Source: mongabay.com
Soy expansion in areas neighboring the Amazon rainforest is contributing to loss of rainforest itself, reports a new study published in Environmental Research Letters.
The research, which analyzed changes in forest cover across the 761 municipalities in the Brazilian Amazon, found that "deforestation in the forest frontiers of the basin is strongly related to soy expansion in its settled agricultural areas, to the south and east."
The results indicate that indirect land use change (ILUC) is having a substantial impact on the Amazon rainforest.

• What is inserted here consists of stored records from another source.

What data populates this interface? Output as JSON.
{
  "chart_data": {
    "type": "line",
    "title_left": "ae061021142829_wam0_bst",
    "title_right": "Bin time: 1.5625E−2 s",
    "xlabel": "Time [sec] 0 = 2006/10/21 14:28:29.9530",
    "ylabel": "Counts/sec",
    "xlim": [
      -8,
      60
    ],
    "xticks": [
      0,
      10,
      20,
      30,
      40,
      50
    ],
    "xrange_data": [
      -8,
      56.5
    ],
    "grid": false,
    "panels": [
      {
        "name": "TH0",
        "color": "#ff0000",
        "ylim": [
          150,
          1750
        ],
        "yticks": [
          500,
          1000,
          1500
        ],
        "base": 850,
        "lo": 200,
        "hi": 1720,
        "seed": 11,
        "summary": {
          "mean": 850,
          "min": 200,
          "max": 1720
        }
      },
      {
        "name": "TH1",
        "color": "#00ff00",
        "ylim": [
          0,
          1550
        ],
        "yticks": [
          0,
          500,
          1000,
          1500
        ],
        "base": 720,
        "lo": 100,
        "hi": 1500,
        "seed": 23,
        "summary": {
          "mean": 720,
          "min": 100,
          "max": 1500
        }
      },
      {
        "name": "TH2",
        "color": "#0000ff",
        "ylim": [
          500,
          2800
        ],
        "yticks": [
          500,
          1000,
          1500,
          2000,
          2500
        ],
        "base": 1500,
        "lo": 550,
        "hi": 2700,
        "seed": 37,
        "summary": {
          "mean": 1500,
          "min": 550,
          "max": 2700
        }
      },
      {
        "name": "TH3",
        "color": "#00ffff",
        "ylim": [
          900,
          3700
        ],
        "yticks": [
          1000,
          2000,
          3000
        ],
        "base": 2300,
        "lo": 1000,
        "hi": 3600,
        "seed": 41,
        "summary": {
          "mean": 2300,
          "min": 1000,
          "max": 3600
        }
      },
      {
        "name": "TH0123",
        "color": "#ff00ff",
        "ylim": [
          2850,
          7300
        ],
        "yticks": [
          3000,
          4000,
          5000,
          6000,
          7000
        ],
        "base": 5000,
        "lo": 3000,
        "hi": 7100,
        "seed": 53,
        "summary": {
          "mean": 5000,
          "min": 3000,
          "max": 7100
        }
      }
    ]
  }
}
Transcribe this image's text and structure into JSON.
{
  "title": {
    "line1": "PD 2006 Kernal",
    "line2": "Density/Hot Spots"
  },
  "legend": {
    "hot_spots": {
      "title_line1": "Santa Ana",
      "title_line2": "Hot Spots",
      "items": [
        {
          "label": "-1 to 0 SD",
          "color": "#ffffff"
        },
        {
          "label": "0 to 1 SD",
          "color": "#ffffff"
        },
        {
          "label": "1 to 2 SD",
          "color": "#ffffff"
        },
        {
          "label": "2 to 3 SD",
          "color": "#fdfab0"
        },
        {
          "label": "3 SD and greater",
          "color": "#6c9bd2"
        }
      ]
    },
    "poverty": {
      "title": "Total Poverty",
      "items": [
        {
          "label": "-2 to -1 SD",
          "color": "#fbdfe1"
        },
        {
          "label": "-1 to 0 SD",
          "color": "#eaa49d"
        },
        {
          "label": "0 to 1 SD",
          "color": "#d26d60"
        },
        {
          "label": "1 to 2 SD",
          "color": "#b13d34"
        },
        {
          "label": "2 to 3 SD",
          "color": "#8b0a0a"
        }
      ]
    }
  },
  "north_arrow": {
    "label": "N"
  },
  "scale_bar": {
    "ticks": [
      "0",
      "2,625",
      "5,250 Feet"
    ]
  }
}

As mechanized soy farms encroach onto existing cattle pastures, ranchers are displaced into frontier forest areas, triggering deforestation.
"Between 2003-2008 soy production expanded in Brazil by 39,000 square kilometers," said Marcelus Caldas, an assistant professor of geography at Kansas State University who was a co-author of the study. "Of this 39,000 square kilometers, our study shows that reducing soybean production by 10 percent in these pasture areas could decrease deforestation in heavily forested counties of the Brazilian Amazon by almost 26,000 square kilometers -- or 40 percent."
The findings suggest that the Brazilian soy industry's moratorium on new deforestation for soybean production — a result of a campaign by Greenpeace — may not be as effective as hoped.
Efforts to curtail deforestation in the Brazilian Amazon may similarly displace forest clearing to surrounding countries. Both Paraguay and Bolivia saw huge jumps in soy acreage during the study period.